The study, which followed nearly 50,000 Swedish men for 37 years, found that those who were diagnosed with an anxiety disorder between the ages of 18 and 20 were more likely to develop heart disease by the end of the study.
Of young men with an anxiety disorder, just under 9 percent were eventually hospitalized for or died of heart disease. That compared with just under 4 percent of those who were free of anxiety disorders in early adulthood.
The relationship between anxiety and heart disease was not explained by the range of other factors the researchers were able to take into account -- including blood pressure, weight and exercise habits when the study participants were young, as well as their family history of heart disease.
Anxiety disorders themselves were still linked to a doubling in the risk of future heart disease.
The findings, reported in the Journal of the American College of Cardiology, add to evidence tying anxiety disorders to an increased risk of heart disease. It is still unclear whether anxiety itself is to blame; there may be underlying factors that raise the risks of both anxiety disorders and heart problems.
But whether anxiety is the cause or not, these and other recent findings suggest that people with the disorders should be particularly mindful about preventing or controlling major heart disease risk factors, according to Dr. Joel E. Dimsdale of the University of California, San Diego.
"One implication of these studies is that patients with anxiety disorders need to take special care in avoiding risk-enhancing behaviors like smoking, and instead should be looking into risk reduction through activities like aerobic exercise," Dimsdale, who wrote an editorial published with the study, told Reuters Health in an email.
Other preventable or treatable risk factors for heart disease include high blood pressure, type 2 diabetes and high cholesterol.
For the study, Dr. Imre Janszky and colleagues at the Karolinska Institute in Stockholm analyzed data from 49,321 men who underwent health evaluations for military service in 1969 and 1970.
At that time, 646 men were diagnosed with depression, while 162 were diagnosed with an anxiety disorder. Over the next 37 years, 1,894 men were hospitalized for or died of coronary heart disease, where plaque build-up in the coronary arteries impede blood flow to the heart.
Men who'd had an anxiety disorder in early adulthood showed an increased risk of heart disease, but the same was not true of those with depression.
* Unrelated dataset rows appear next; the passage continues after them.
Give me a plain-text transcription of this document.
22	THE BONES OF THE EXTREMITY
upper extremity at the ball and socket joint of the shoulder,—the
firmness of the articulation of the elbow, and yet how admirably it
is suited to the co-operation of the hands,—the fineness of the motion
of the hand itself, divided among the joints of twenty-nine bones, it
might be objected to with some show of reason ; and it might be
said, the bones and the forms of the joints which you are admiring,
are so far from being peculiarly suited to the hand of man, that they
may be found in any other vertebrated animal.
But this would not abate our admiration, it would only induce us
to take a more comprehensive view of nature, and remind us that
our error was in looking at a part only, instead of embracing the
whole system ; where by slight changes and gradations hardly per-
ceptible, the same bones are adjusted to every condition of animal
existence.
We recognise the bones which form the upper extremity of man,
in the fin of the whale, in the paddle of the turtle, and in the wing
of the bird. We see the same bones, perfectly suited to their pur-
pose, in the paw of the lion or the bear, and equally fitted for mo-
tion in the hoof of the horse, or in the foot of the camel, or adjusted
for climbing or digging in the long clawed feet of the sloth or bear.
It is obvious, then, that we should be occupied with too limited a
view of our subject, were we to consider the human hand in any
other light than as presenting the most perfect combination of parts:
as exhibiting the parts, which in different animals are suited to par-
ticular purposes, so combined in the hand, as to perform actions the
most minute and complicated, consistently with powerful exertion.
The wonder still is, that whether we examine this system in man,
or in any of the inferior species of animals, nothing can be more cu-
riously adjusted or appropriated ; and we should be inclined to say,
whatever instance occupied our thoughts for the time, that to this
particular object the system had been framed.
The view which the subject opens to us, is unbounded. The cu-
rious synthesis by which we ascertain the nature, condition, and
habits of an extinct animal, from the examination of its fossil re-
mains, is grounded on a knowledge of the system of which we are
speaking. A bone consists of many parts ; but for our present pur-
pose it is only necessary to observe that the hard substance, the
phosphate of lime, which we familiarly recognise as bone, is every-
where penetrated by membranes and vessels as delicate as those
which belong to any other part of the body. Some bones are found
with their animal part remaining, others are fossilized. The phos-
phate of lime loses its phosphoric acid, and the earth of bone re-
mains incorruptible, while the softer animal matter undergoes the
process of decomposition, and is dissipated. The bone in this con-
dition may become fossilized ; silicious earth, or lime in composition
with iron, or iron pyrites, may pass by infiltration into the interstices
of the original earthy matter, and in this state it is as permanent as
The finding is somewhat surprising, since a number of studies have linked depression to both a heightened risk of heart disease and a poorer prognosis in people with established heart disease.
A study published last month, for example, found that among nearly 97,000 U.S. veterans, those with either major depression or an anxiety disorder -- such as generalized anxiety or post-traumatic stress disorder -- had a higher risk of suffering a heart attack over seven years than their counterparts with the mental health conditions.
It is not clear why early-onset anxiety, but not depression, was linked to the long-term risk of developing heart disease in this study.
In general, experts suspect that depression and anxiety may affect heart disease risk through direct physiological effects, indirect ways, or both.
The disorders may, for example, have effects on the immune system or the sympathetic and parasympathetic nervous systems, which help regulate the heart's response to everyday stresses.
Poor mental health may also hinder people's ability to maintain a healthy lifestyle or to stick with treatments for heart risk factors like high blood pressure. One of the limitations of the current study is that it had information on the men's lifestyle and overall health only in early adulthood; it is not clear to what extent lifestyle and health problems in middle-age might have accounted for the anxiety-heart link.
"That emotional factors affect the heart is obvious," Dimsdale writes in his editorial. "How they do so and how to mitigate these effects remains to be discovered."
As it stands, medical groups such as the American Heart Association do not consider anxiety or depression independent risk factors for heart disease. And studies have not yet shown whether treating anxiety or depression may lower the risk of developing heart disease, or improve the prognosis of people who already have it.